E …, sigo a vida. E gosto quando não faço nada. E não fazer nada para mim é não ter que trabalhar, sair ao Banco, à feira, resolver coisas. Ficar de bobeira, ao léu, entregue ao dia. Tem pessoas que se assim o fazem sentem o tempo correr e a angústia de estar perdendo tempo. Ouvi muitas vezes dizerem que dormir é perda de tempo. Para mim, desde cedo, dormir era ganhar tempo. Acordar animada, em paz, cheia de energia e com a alegria vibrante de encarar o que fosse. E não foi uma escolha deliberada. Sou assim.

Claro que sempre temos o que fazer. E trabalhar é preciso. E trabalho desde sempre. E sou cumpridora das minhas obrigações. E mais ainda dos desejos. Sigo também meus sentidos e instintos. Mas estou sempre procurando aliar trabalho, estudo e lazer a um só tempo, como prega Domenico De Mais, no seu Ócio Criativo.
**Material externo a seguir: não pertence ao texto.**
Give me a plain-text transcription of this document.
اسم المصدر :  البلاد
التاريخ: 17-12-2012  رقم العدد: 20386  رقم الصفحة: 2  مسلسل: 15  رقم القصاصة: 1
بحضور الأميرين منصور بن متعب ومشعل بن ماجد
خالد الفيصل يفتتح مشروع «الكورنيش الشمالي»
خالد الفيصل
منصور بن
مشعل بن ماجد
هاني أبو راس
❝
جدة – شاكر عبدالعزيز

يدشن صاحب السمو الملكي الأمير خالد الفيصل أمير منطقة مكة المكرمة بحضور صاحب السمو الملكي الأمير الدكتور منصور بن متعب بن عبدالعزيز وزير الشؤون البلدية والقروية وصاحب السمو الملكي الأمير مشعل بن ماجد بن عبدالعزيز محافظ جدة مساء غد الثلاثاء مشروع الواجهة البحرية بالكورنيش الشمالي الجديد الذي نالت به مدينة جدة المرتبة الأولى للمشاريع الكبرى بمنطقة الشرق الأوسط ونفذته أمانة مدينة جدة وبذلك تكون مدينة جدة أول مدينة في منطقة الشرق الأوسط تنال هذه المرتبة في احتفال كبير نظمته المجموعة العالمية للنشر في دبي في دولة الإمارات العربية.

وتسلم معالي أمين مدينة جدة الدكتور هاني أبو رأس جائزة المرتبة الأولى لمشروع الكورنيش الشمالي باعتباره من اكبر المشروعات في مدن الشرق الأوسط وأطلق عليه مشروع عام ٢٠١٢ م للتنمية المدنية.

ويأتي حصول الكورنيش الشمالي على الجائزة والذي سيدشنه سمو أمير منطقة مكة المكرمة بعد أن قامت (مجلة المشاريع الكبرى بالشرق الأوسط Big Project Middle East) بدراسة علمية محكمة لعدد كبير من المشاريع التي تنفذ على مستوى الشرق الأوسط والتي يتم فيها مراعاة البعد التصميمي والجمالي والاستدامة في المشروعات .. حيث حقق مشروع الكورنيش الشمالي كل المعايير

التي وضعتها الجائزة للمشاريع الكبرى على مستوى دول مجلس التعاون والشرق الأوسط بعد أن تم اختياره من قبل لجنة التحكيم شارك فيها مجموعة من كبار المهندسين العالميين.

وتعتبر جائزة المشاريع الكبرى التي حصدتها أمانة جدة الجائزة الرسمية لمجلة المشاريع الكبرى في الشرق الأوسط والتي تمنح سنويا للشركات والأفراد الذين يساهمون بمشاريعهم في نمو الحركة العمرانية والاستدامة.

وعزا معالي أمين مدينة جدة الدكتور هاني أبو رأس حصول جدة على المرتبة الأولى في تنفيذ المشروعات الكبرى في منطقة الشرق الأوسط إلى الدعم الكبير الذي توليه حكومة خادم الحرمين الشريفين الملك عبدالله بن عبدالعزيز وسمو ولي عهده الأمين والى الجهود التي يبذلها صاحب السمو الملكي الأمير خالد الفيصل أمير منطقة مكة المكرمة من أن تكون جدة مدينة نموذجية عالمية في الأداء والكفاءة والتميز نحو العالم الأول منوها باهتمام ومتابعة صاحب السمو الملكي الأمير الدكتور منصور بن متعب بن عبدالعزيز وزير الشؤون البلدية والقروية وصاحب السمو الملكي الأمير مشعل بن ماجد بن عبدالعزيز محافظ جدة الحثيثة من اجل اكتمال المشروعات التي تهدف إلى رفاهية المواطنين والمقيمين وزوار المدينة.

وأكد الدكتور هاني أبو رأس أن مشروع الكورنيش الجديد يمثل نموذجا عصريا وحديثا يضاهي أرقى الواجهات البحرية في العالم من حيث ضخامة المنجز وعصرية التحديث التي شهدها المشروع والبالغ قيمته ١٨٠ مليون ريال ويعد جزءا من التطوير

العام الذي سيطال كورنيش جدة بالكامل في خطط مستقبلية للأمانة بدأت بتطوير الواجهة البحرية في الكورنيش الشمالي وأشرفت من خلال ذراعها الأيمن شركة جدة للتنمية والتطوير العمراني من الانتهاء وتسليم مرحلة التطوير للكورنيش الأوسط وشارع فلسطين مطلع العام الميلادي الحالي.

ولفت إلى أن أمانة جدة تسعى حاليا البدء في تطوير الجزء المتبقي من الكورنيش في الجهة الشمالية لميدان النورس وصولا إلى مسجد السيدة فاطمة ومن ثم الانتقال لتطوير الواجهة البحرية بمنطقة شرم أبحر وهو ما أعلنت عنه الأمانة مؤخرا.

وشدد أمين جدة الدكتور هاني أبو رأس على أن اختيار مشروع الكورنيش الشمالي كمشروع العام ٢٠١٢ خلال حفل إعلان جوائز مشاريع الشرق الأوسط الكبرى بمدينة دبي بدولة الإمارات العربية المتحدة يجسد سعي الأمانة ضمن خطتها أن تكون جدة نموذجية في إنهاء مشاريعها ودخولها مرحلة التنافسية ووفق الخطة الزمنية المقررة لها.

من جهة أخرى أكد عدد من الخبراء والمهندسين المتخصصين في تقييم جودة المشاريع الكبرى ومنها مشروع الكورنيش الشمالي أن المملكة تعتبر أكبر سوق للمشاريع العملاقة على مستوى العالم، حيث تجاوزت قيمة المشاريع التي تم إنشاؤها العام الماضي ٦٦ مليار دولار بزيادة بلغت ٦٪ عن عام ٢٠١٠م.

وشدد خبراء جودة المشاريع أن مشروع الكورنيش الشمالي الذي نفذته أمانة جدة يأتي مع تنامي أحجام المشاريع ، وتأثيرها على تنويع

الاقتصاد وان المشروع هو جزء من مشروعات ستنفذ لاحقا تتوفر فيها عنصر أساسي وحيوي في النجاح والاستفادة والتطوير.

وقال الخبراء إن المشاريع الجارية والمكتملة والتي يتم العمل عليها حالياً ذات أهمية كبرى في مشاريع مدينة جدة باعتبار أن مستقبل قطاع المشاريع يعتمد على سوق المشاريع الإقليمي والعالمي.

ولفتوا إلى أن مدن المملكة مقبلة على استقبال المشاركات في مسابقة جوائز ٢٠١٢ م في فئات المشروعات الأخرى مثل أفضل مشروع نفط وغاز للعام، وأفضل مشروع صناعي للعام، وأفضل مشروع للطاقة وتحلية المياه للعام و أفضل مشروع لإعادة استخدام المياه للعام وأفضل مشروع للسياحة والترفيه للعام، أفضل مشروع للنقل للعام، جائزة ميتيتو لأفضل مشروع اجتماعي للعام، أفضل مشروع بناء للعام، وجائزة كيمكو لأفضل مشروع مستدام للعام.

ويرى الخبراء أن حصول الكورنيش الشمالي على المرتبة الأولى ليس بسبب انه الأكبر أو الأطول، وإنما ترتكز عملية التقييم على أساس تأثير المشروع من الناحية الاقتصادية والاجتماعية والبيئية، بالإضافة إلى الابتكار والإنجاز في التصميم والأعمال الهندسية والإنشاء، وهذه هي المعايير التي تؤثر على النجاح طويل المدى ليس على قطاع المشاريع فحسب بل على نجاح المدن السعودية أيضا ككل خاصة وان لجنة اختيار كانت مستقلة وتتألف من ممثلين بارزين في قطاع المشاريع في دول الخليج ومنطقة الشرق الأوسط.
Mas quando tenho uma lista grande de coisas chatas a cumprir, já me peguei rasgando os itens e me entregando ao luxo de uma soneca à tarde. Sem culpas! Depois retomo à lista e vamos lá!
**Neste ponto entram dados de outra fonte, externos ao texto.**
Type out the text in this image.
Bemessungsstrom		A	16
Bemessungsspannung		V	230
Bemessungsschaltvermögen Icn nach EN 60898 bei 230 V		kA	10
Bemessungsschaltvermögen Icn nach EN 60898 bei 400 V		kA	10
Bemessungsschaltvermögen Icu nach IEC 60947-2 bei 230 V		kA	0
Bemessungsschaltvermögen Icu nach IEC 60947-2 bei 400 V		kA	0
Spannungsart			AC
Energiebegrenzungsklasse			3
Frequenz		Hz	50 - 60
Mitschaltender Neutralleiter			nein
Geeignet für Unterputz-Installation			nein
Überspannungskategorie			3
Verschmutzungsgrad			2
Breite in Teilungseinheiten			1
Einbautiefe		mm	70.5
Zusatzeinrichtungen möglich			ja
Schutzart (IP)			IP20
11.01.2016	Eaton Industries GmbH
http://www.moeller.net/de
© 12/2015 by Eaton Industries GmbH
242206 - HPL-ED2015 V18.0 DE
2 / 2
Sou desorganizada também. Mas com o tempo, descobri que todos somos em algum aspecto do dia ou da vida. Tem gente que é compulsivo por arrumação e rigidez. Quando a gente vê, é um poço de caos nos afetos. Ou atrasa as contas. Ou adia tudo. Tenho organização própria no meu caos todo meu. Possuo agenda. Cumpro prazos. Gosto das contas em dia. Mas procrastino o que me dá aflição. Vou adiando, adiando, até que…tenho que fazer na marra! Também escrevo cem vezes a mesma tarefa na agenda…

Não acho ruim não ter programas para o final de semana. Pelo contrário. Adoro não ter nada. O dia ao meu bel prazer. Filhos crescidos. Casa vazia. E Claro, preferia e muito estar com o meu amado ao lado. Mas a vida nos prepara circunstâncias estranhas. E me pego em paz com minha solidão. Tem praia. Amigas. Livros. TV. Uma volta no shopping, ou na calçadinha, um jornal, um café, e quando dou por mim, o domingo morreu! Se tenho um evento, já é uma festa. No quesito festejos, me contento com pouco. A imaginação é boa companhia. E o espaço da casa me harmoniza internamente. Bachelard sabia disso! Minha casa me acolhe. Não tenho medo de ladrão nem de alma! Mas tenho outros tão mais sinistros…E fico muito bem com um copo de cerveja, uma taça de vinho, uma xícara de café, jornal do dia, um programa na TV que gosto, um poema que me espante – pouco não? Só não lido bem com aperreios de dinheiro e de saúde. Não nessa mesma ordem. O mosquito da dengue zumbindo e eu já aflita. Ter viroses, mal estar, fadigas e etc, não gosto. Ninguém gosta. Mas para minha surpresa, me descobri forte para outras enfermidades. A dos outros. Sou uma boa enfermeira! Tive que ser.

Morar na minha cidade hoje me dá segurança, a subjetiva. Gostaria sim, de poder passar tempos em outros lugares. Experimentar a brisa de alhures. Este calor já não me agrada. Já não vou tanto à praia. E a quentura me dá dor de cabeça. O frio e os parques e o ar fresco das manhãs dos países temperados me fascinam. Quem dera! A contemplação também me completa. O silêncio. Gosto de conversar . Mas confesso que, com essa vida reclusa, já não tenho tantas companhias assim, nem assuntos.

Não sou uma dona de casa exemplar. Aliás, não tenho a pretensão de ser exemplar em nada! Assumo com uma certa tranquilidade o tamanho das minhas pernas e das minhas limitações. Arrumação de casa, faxina e tirar o pó, não faço muito. Nem tenho agonia por tudo limpo. O suficiente somente. O cachorro late! O telefone toca! Boto uma música. E por vezes me pego até cantando, viu Chico? A semana me consome com as leituras de trabalho. As aulas. Os alunos. A UFPB. Sábado pela manhã gosto de feira e frutas. Uma cerveja gelada antes do almoço. Uma soneca. Um filme. Uma caminhada. E fico feliz com isso. Domingo sem hora. Pela manhã sempre escrevo. Estudo. Trabalho. Sou matinal! E a noite já não me tem tantos apelos assim. Mas, quando a lua está cheia, me pego uivando. Depois….depois. E assim a vida segue. Sem muitos mistérios nem grandes acontecimentos. Nem pequenos. Um dia por vez. Sou uma mulher comum. Mas quando quero também sei ser extraordinária. Chuto o balde às vezes. Vou embora prá Pasárgada outras. Emudeço. Choro. Dou gargalhadas também. E agradeço.

E lá nave vá! Com saudades! Mas lá fora não está chovendo!